As is often the case, things look great on paper, but once you begin digging into the details, a series of questions emerges. The first and most pressing: how does the European government plan to force private companies to buy oil and gas from the U.S. at significantly higher prices than from other suppliers? Let's recall that European companies are not state-owned — they are public or private firms that independently decide where and what raw materials to purchase. Any business aims to minimize costs, yet Ursula von der Leyen signed a deal that effectively obliges European producers to buy oil and gas from the U.S.
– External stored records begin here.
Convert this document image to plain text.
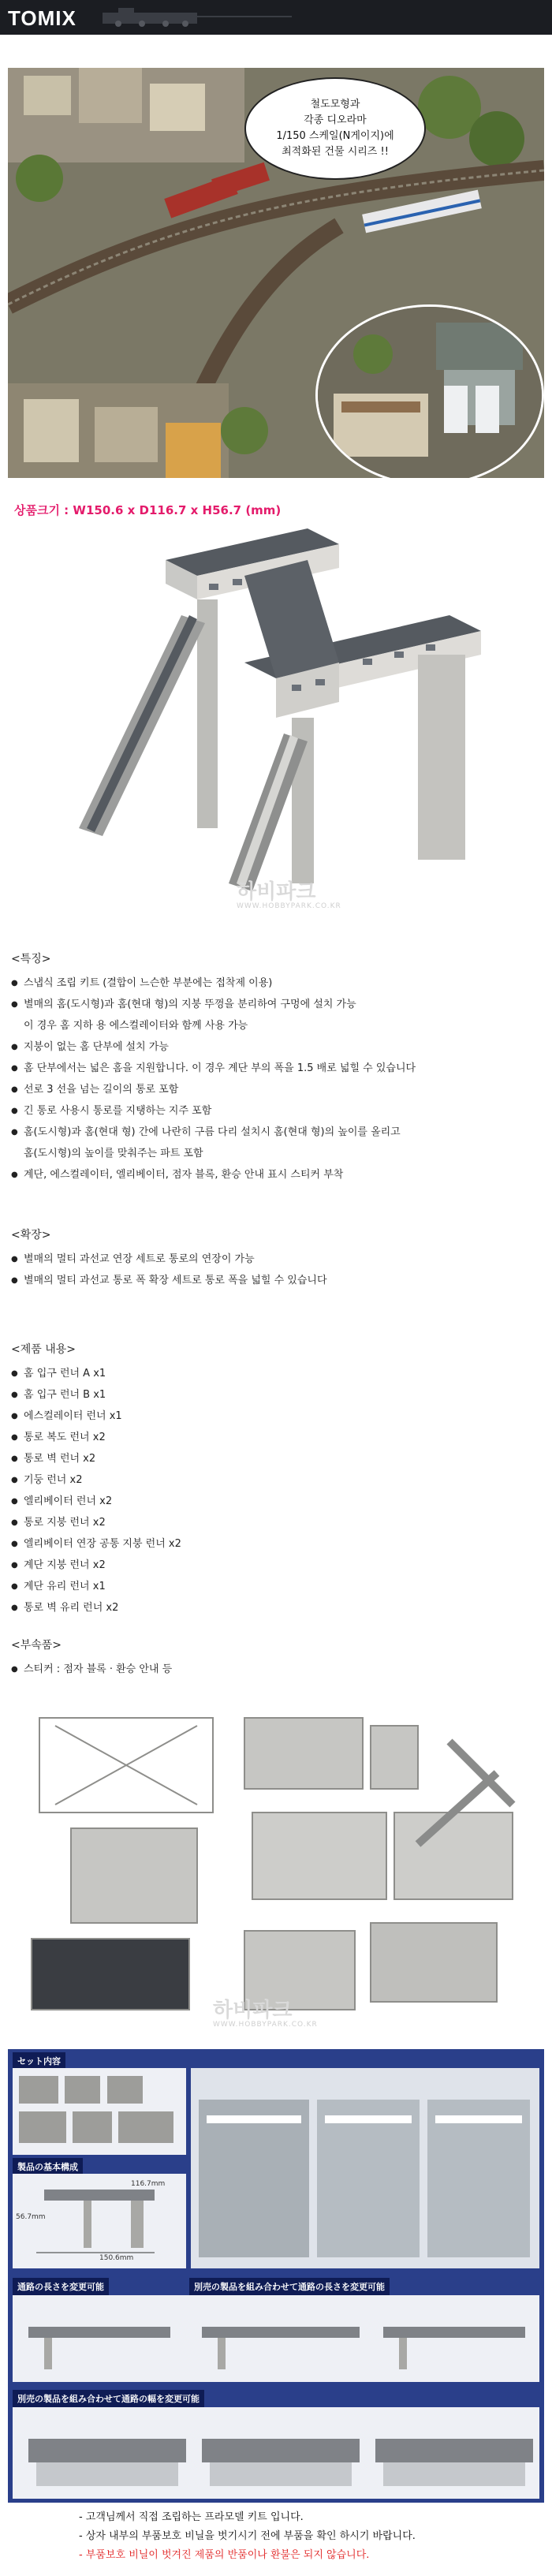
TOMIX
철도모형과
각종 디오라마
1/150 스케일(N게이지)에
최적화된 건물 시리즈 !!
상품크기 : W150.6 x D116.7 x H56.7 (mm)
하비파크
WWW.HOBBYPARK.CO.KR
<특징>
● 스냅식 조립 키트 (결합이 느슨한 부분에는 접착제 이용)
● 별매의 홈(도시형)과 홈(현대 형)의 지붕 뚜껑을 분리하여 구멍에 설치 가능
이 경우 홈 지하 용 에스컬레이터와 함께 사용 가능
● 지붕이 없는 홈 단부에 설치 가능
● 홈 단부에서는 넓은 홈을 지원합니다. 이 경우 계단 부의 폭을 1.5 배로 넓힐 수 있습니다
● 선로 3 선을 넘는 길이의 통로 포함
● 긴 통로 사용시 통로를 지탱하는 지주 포함
● 홈(도시형)과 홈(현대 형) 간에 나란히 구름 다리 설치시 홈(현대 형)의 높이를 올리고
홈(도시형)의 높이를 맞춰주는 파트 포함
● 계단, 에스컬레이터, 엘리베이터, 점자 블록, 환승 안내 표시 스티커 부착
<확장>
● 별매의 멀티 과선교 연장 세트로 통로의 연장이 가능
● 별매의 멀티 과선교 통로 폭 확장 세트로 통로 폭을 넓힐 수 있습니다
<제품 내용>
● 홈 입구 런너 A x1
● 홈 입구 런너 B x1
● 에스컬레이터 런너 x1
● 통로 복도 런너 x2
● 통로 벽 런너 x2
● 기둥 런너 x2
● 엘리베이터 런너 x2
● 통로 지붕 런너 x2
● 엘리베이터 연장 공통 지붕 런너 x2
● 계단 지붕 런너 x2
● 계단 유리 런너 x1
● 통로 벽 유리 런너 x2
<부속품>
● 스티커 : 점자 블록 · 환승 안내 등
하비파크
WWW.HOBBYPARK.CO.KR
セット内容
製品の基本構成
150.6mm
116.7mm
56.7mm
通路の長さを変更可能	別売の製品を組み合わせて通路の長さを変更可能
別売の製品を組み合わせて通路の幅を変更可能
- 고객님께서 직접 조립하는 프라모델 키트 입니다.
- 상자 내부의 부품보호 비닐을 벗기시기 전에 부품을 확인 하시기 바랍니다.
- 부품보호 비닐이 벗겨진 제품의 반품이나 환불은 되지 않습니다.
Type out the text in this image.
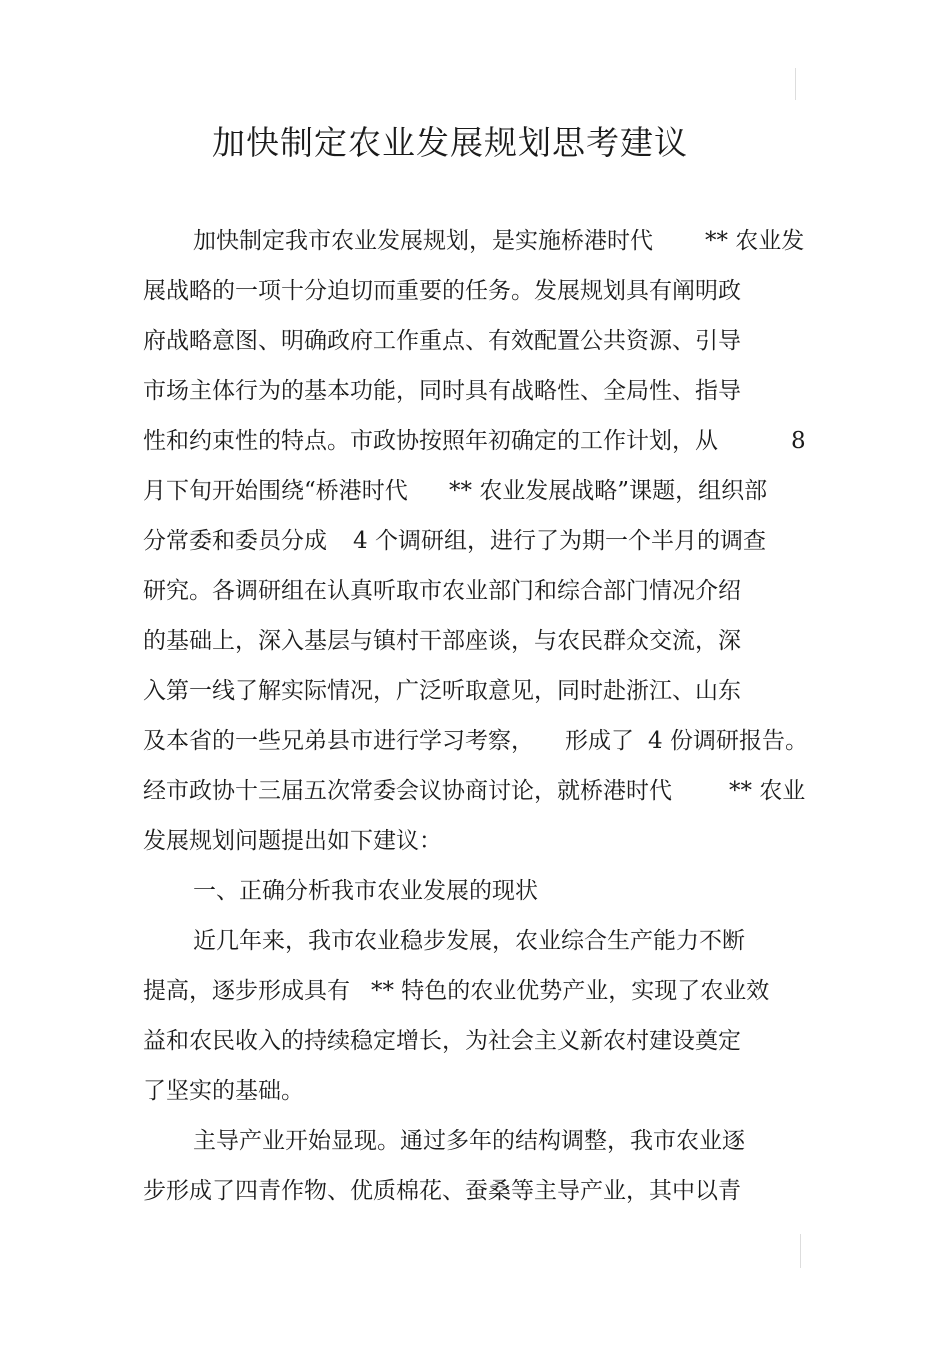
加快制定农业发展规划思考建议
加快制定我市农业发展规划，是实施桥港时代 ** 农业发
展战略的一项十分迫切而重要的任务。发展规划具有阐明政
府战略意图、明确政府工作重点、有效配置公共资源、引导
市场主体行为的基本功能，同时具有战略性、全局性、指导
性和约束性的特点。市政协按照年初确定的工作计划，从	8
月下旬开始围绕“桥港时代 ** 农业发展战略”课题，组织部
分常委和委员分成 4 个调研组，进行了为期一个半月的调查
研究。各调研组在认真听取市农业部门和综合部门情况介绍
的基础上，深入基层与镇村干部座谈，与农民群众交流，深
入第一线了解实际情况，广泛听取意见，同时赴浙江、山东
及本省的一些兄弟县市进行学习考察， 形成了 4 份调研报告。
经市政协十三届五次常委会议协商讨论，就桥港时代 ** 农业
发展规划问题提出如下建议：
一、正确分析我市农业发展的现状
近几年来，我市农业稳步发展，农业综合生产能力不断
提高，逐步形成具有 ** 特色的农业优势产业，实现了农业效
益和农民收入的持续稳定增长，为社会主义新农村建设奠定
了坚实的基础。
主导产业开始显现。通过多年的结构调整，我市农业逐
步形成了四青作物、优质棉花、蚕桑等主导产业，其中以青
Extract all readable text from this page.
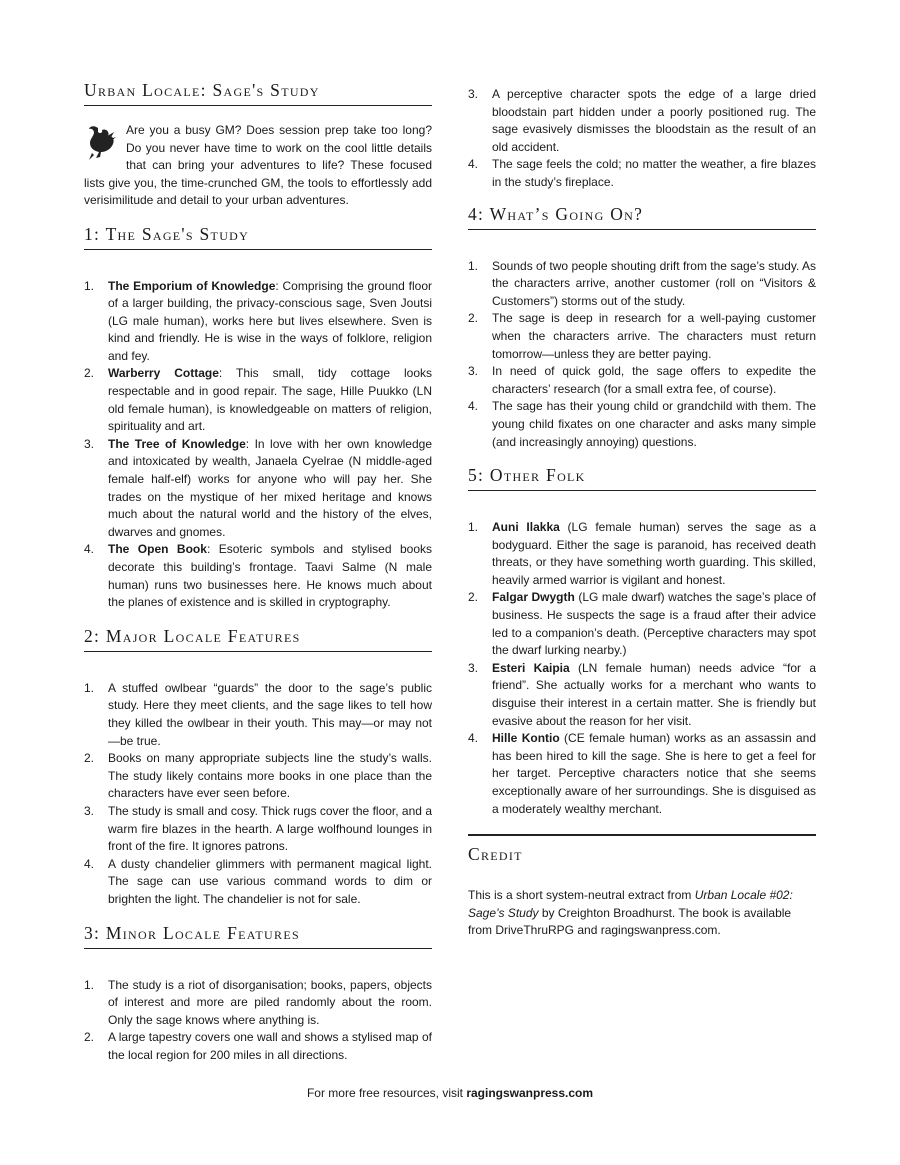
Urban Locale: Sage's Study
Are you a busy GM? Does session prep take too long? Do you never have time to work on the cool little details that can bring your adventures to life? These focused lists give you, the time-crunched GM, the tools to effortlessly add verisimilitude and detail to your urban adventures.
1: The Sage's Study
1. The Emporium of Knowledge: Comprising the ground floor of a larger building, the privacy-conscious sage, Sven Joutsi (LG male human), works here but lives elsewhere. Sven is kind and friendly. He is wise in the ways of folklore, religion and fey.
2. Warberry Cottage: This small, tidy cottage looks respectable and in good repair. The sage, Hille Puukko (LN old female human), is knowledgeable on matters of religion, spirituality and art.
3. The Tree of Knowledge: In love with her own knowledge and intoxicated by wealth, Janaela Cyelrae (N middle-aged female half-elf) works for anyone who will pay her. She trades on the mystique of her mixed heritage and knows much about the natural world and the history of the elves, dwarves and gnomes.
4. The Open Book: Esoteric symbols and stylised books decorate this building’s frontage. Taavi Salme (N male human) runs two businesses here. He knows much about the planes of existence and is skilled in cryptography.
2: Major Locale Features
1. A stuffed owlbear “guards” the door to the sage’s public study. Here they meet clients, and the sage likes to tell how they killed the owlbear in their youth. This may—or may not—be true.
2. Books on many appropriate subjects line the study’s walls. The study likely contains more books in one place than the characters have ever seen before.
3. The study is small and cosy. Thick rugs cover the floor, and a warm fire blazes in the hearth. A large wolfhound lounges in front of the fire. It ignores patrons.
4. A dusty chandelier glimmers with permanent magical light. The sage can use various command words to dim or brighten the light. The chandelier is not for sale.
3: Minor Locale Features
1. The study is a riot of disorganisation; books, papers, objects of interest and more are piled randomly about the room. Only the sage knows where anything is.
2. A large tapestry covers one wall and shows a stylised map of the local region for 200 miles in all directions.
3. A perceptive character spots the edge of a large dried bloodstain part hidden under a poorly positioned rug. The sage evasively dismisses the bloodstain as the result of an old accident.
4. The sage feels the cold; no matter the weather, a fire blazes in the study’s fireplace.
4: What’s Going On?
1. Sounds of two people shouting drift from the sage’s study. As the characters arrive, another customer (roll on “Visitors & Customers”) storms out of the study.
2. The sage is deep in research for a well-paying customer when the characters arrive. The characters must return tomorrow—unless they are better paying.
3. In need of quick gold, the sage offers to expedite the characters’ research (for a small extra fee, of course).
4. The sage has their young child or grandchild with them. The young child fixates on one character and asks many simple (and increasingly annoying) questions.
5: Other Folk
1. Auni Ilakka (LG female human) serves the sage as a bodyguard. Either the sage is paranoid, has received death threats, or they have something worth guarding. This skilled, heavily armed warrior is vigilant and honest.
2. Falgar Dwygth (LG male dwarf) watches the sage’s place of business. He suspects the sage is a fraud after their advice led to a companion’s death. (Perceptive characters may spot the dwarf lurking nearby.)
3. Esteri Kaipia (LN female human) needs advice “for a friend”. She actually works for a merchant who wants to disguise their interest in a certain matter. She is friendly but evasive about the reason for her visit.
4. Hille Kontio (CE female human) works as an assassin and has been hired to kill the sage. She is here to get a feel for her target. Perceptive characters notice that she seems exceptionally aware of her surroundings. She is disguised as a moderately wealthy merchant.
Credit
This is a short system-neutral extract from Urban Locale #02: Sage’s Study by Creighton Broadhurst. The book is available from DriveThruRPG and ragingswanpress.com.
For more free resources, visit ragingswanpress.com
Last year, the countries of the Alliance purchased $75 billion worth of oil and gas from the U.S., and a total of nearly $450 billion worth of energy imports overall. This means European producers will have to increase their imports from the U.S. several times over — at much higher prices — which will make their products more expensive. Naturally, this is unprofitable for businesses, especially considering a likely decline in demand for their goods in the U.S. due to Trump's tariffs.
It gets even more interesting. Trump wants oil prices to be lower than they are now. If oil prices do indeed fall, then the European Union would need to buy even more crude to reach the target of $250 billion per year. What should be done with all that purchased oil? Sell it eastward, where oil is already abundant? That question remains unanswered.
It's also worth noting that Europe has long been pursuing a "green energy" strategy, which essentially aims to reduce consumption of coal, gas, oil, and other polluting energy sources. So how is the EU supposed to significantly increase energy imports when its own agenda is focused on reducing such consumption? There are more questions than answers. It appears that von der Leyen signed the agreement provided by Trump without closely examining its details. All the figures mentioned in the deal are far too round to be considered economically sound or thoroughly calculated.

The average volatility of the EUR/USD currency pair over the past five trading days, as of July 31, is 101 pips, which is classified as "high." We expect the pair to move between the levels of 1.1372 and 1.1574 on Thursday. The long-term linear regression channel is directed upward, which still points to a bullish trend. The CCI indicator has once again entered oversold territory, signaling a potential resumption of the uptrend.
Nearest Support Levels:
S1 – 1.1475
S2 – 1.1414
S3 – 1.1353
Nearest Resistance Levels:
R1 – 1.1536
R2 – 1.1597
R3 – 1.1658
Trading Recommendations:
The EUR/USD pair has entered a new wave of corrective movement. Trump's policies — both foreign and domestic — continue to exert intense pressure on the U.S. dollar. Although the dollar has risen this week, we still see no case for medium-term buying.
If the price is below the moving average, short positions can be considered with targets at 1.1414 and 1.1372. If the price is above the moving average, long positions remain relevant with targets at 1.1719 and 1.1780, in continuation of the trend.
Explanation of Illustrations:
Linear Regression Channels help determine the current trend. If both channels are aligned, it indicates a strong trend.
Moving Average Line (settings: 20,0, smoothed) defines the short-term trend and guides the trading direction.
Murray Levels act as target levels for movements and corrections.
Volatility Levels (red lines) represent the likely price range for the pair over the next 24 hours based on current volatility readings.
CCI Indicator: If it enters the oversold region (below -250) or overbought region (above +250), it signals an impending trend reversal in the opposite direction.